Elliott, J. Mr: ph. (03) 9669 4518; fax: (03) 9669 4725; J.Elliott@bom.gov.au

Seed, A. Dr: ph. (03) 9669 4591; fax: (03) 9669 4725; A.Seed@bom.gov.au

Research Organisation: Hydrology Unit , Bureau of Meteorology, GPO Box 1289K, Melbourne Vic. 3001

Collaborators: Bureau of Meteorology Research Centre, Bureau of Meteorology, GPO Box 1289K, Melbourne Vic. 3001

Sponsor: Cooperative Research Centre for Catchment Hydrology, Monash University, Clayton Vic. 3168

Objectives: To improve the determination of the quantity and spatial and temporal variation of rainfall.

Methodology:

New ways of determining the quantity and spatial and temporal distribution of rainfall through the use of remote sensing are being investigated. In a project being undertaken as part of the research program of the Cooperative Research Centre for Catchment Hydrology, the Bureau of Meteorology is investigating ways of combining observations of rainfall from ground-based gauges, with information remotely sensed by radar and satellite, to provide improved rainfall inputs for a range of operational hydrology applications. The particular focus is for real-time flood forecasting, but the work also has application to other water management problems where improved real-time estimation of spatial and temporal rainfall is important.

Progress:

Geostatistical techniques for combining radar and raingauge data have been investigated with emphasis given to cokriging and principal component analysis. Overall, cokriging was found to produce the best results, with an improvement in accuracy of around 20-40 per cent for daily point and average rainfall measurement.

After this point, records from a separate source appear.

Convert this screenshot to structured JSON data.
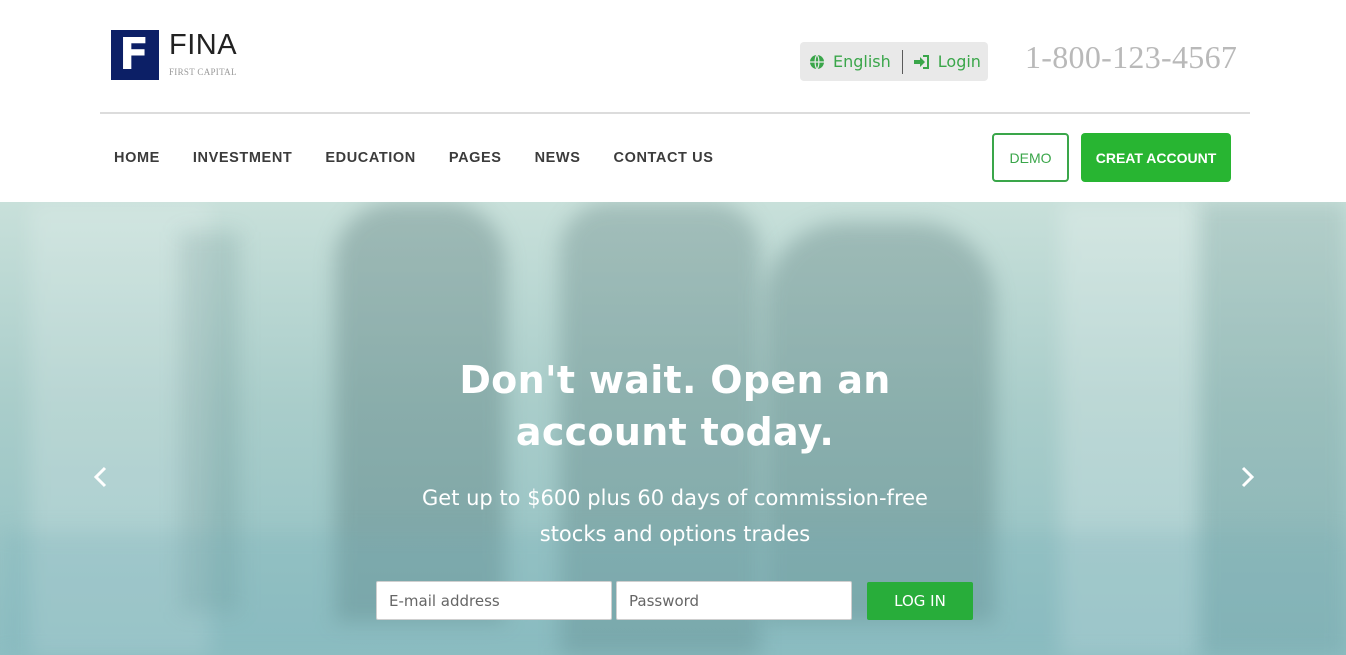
{
  "brand": {
    "name": "FINA",
    "tagline": "FIRST CAPITAL",
    "logo_letter": "F",
    "color": "#0c1f66"
  },
  "topbar": {
    "language_label": "English",
    "language_icon": "globe-icon",
    "login_label": "Login",
    "login_icon": "sign-in-icon",
    "phone": "1-800-123-4567"
  },
  "nav": {
    "items": [
      "HOME",
      "INVESTMENT",
      "EDUCATION",
      "PAGES",
      "NEWS",
      "CONTACT US"
    ],
    "demo_label": "DEMO",
    "create_label": "CREAT ACCOUNT"
  },
  "hero": {
    "title": "Don't wait. Open an account today.",
    "subtitle": "Get up to $600 plus 60 days of commission-free stocks and options trades",
    "email_placeholder": "E-mail address",
    "password_placeholder": "Password",
    "login_button": "LOG IN",
    "prev_icon": "chevron-left-icon",
    "next_icon": "chevron-right-icon"
  },
  "colors": {
    "accent": "#28b532",
    "brand": "#0c1f66",
    "phone": "#b9b9b9"
  }
}
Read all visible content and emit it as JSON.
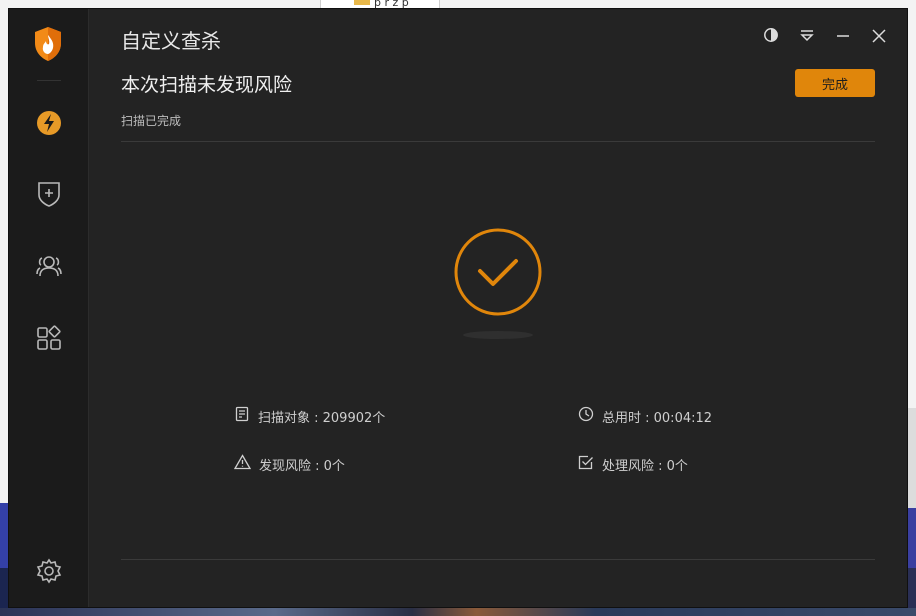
{
  "desktop": {
    "folder_label": "p r z p"
  },
  "window": {
    "title": "自定义查杀",
    "controls": [
      "contrast-icon",
      "menu-dropdown-icon",
      "minimize-icon",
      "close-icon"
    ]
  },
  "sidebar": {
    "items": [
      {
        "icon": "lightning-icon",
        "accent": "#e79a27"
      },
      {
        "icon": "shield-plus-icon"
      },
      {
        "icon": "users-icon"
      },
      {
        "icon": "apps-grid-icon"
      }
    ],
    "settings_icon": "gear-icon"
  },
  "scan_result": {
    "heading": "本次扫描未发现风险",
    "status": "扫描已完成",
    "done_button": "完成",
    "result_icon": "check-circle-icon",
    "accent_color": "#e0860b"
  },
  "stats": {
    "scanned_objects": "扫描对象 : 209902个",
    "total_time": "总用时 : 00:04:12",
    "risks_found": "发现风险 : 0个",
    "risks_handled": "处理风险 : 0个"
  }
}
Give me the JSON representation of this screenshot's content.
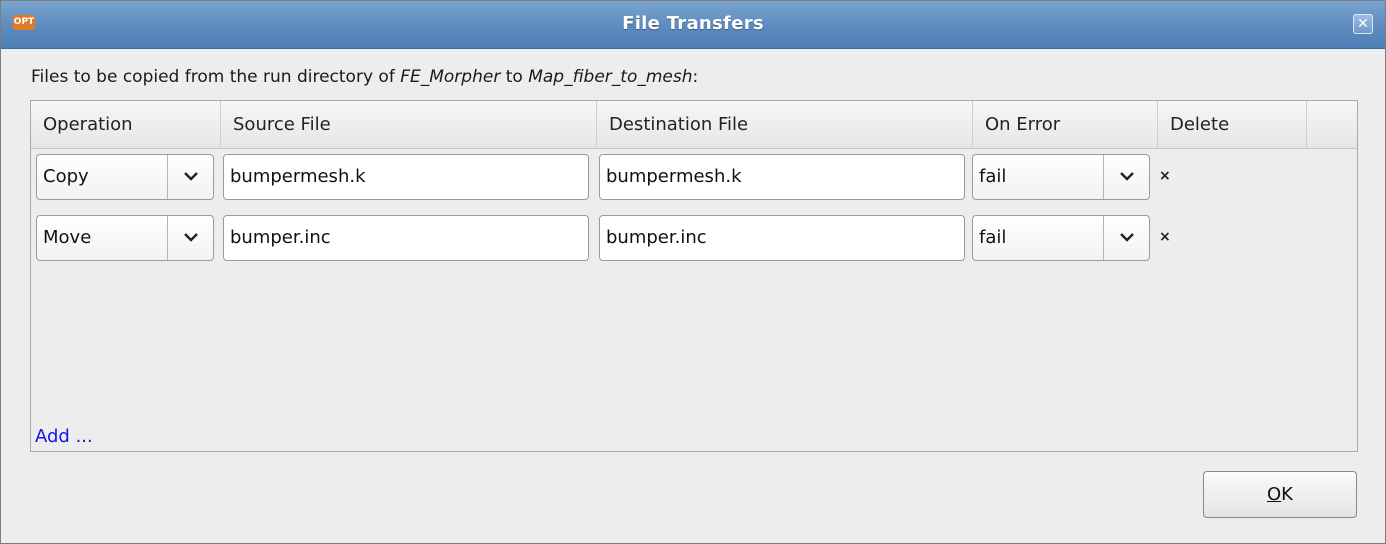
{
  "window": {
    "title": "File Transfers",
    "app_icon_label": "OPT",
    "close_glyph": "✕"
  },
  "description": {
    "prefix": "Files to be copied from the run directory of",
    "source_stage": "FE_Morpher",
    "middle": "to",
    "target_stage": "Map_fiber_to_mesh",
    "suffix": ":"
  },
  "table": {
    "headers": [
      "Operation",
      "Source File",
      "Destination File",
      "On Error",
      "Delete"
    ],
    "rows": [
      {
        "operation": "Copy",
        "source": "bumpermesh.k",
        "destination": "bumpermesh.k",
        "on_error": "fail",
        "delete": "×"
      },
      {
        "operation": "Move",
        "source": "bumper.inc",
        "destination": "bumper.inc",
        "on_error": "fail",
        "delete": "×"
      }
    ],
    "add_label": "Add ..."
  },
  "buttons": {
    "ok_mnemonic": "O",
    "ok_rest": "K"
  },
  "icons": {
    "dropdown": "chevron-down-icon",
    "delete": "close-icon",
    "window_close": "close-icon"
  }
}
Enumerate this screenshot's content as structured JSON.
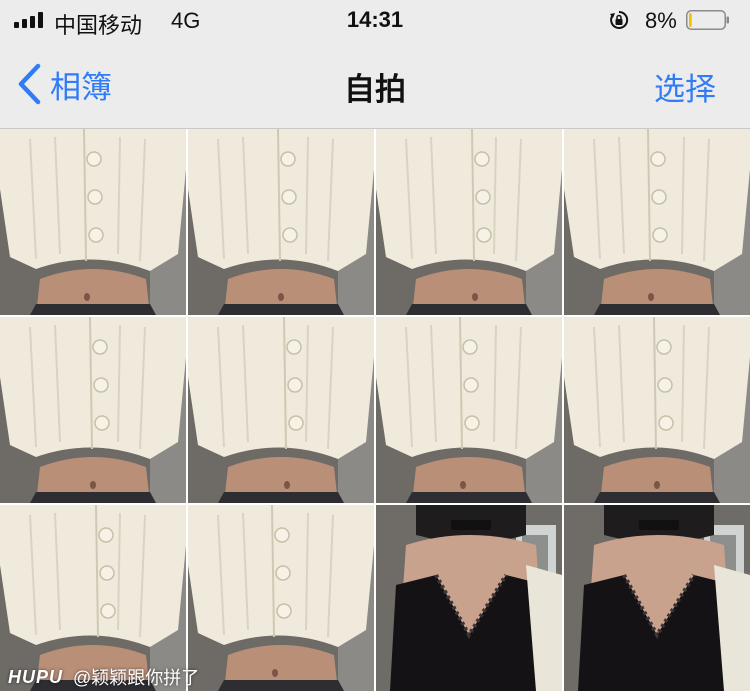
{
  "status_bar": {
    "carrier": "中国移动",
    "network": "4G",
    "time": "14:31",
    "battery_percent": "8%",
    "battery_level": 0.08,
    "icons": [
      "signal-icon",
      "orientation-lock-icon",
      "battery-icon"
    ]
  },
  "nav": {
    "back_label": "相簿",
    "title": "自拍",
    "select_label": "选择",
    "accent_color": "#2f7cf6"
  },
  "photos": [
    {
      "kind": "cream-cardigan"
    },
    {
      "kind": "cream-cardigan"
    },
    {
      "kind": "cream-cardigan"
    },
    {
      "kind": "cream-cardigan"
    },
    {
      "kind": "cream-cardigan"
    },
    {
      "kind": "cream-cardigan"
    },
    {
      "kind": "cream-cardigan"
    },
    {
      "kind": "cream-cardigan"
    },
    {
      "kind": "cream-cardigan"
    },
    {
      "kind": "cream-cardigan"
    },
    {
      "kind": "black-lace-top"
    },
    {
      "kind": "black-lace-top"
    }
  ],
  "watermark": {
    "logo": "HUPU",
    "handle": "@颖颖跟你拼了"
  }
}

Principal component analysis is more computationally efficient and was shown to provide a consistent approximation to cokriging. (Sun et al., 1998). The benefit of this improvement in areal rainfall estimation to flood forecasting was also shown (Sun et al. 1998). The project has also developed a space-time model of Australian rainfall (Seed et al. 1998) to provide improved inputs for design hydrology applications such as flood estimation and applications involving the management of hydrologic risk.

Period: Starting date: 1997-09; completion date: 2000-03

Status: ongoing

Keywords: rainfall distribution, remote sensing, radar, hydrology

Publications:

Seed, A.W., Menabde, M. and Srikanthan, R. (1998). A space and time model for design storm generation. Sixth International Conference on Precipitation: Predictability of rainfall at all scales, 29 June - 1 July 1998, Hawaii, USA.

Sun, X., Keenan, T. and Mein, R. (1998). Principal component analysis for geostatistical rainfall estimations of using radar and raingauge data. Fourth International Symposium on Hydrological Applications of Weather Radar, 5-9 April 1998, San Diego, California. USA.

Sun, X., Mein, R., Keenan, T. and Elliott, J. (1998). Flood forecasting using cokriging and probability matching rainfall estimate inputs: A comparison. Fourth International Symposium on Hydrological Applications of Weather Radar, 5-9 April 1998, San Diego, California. USA.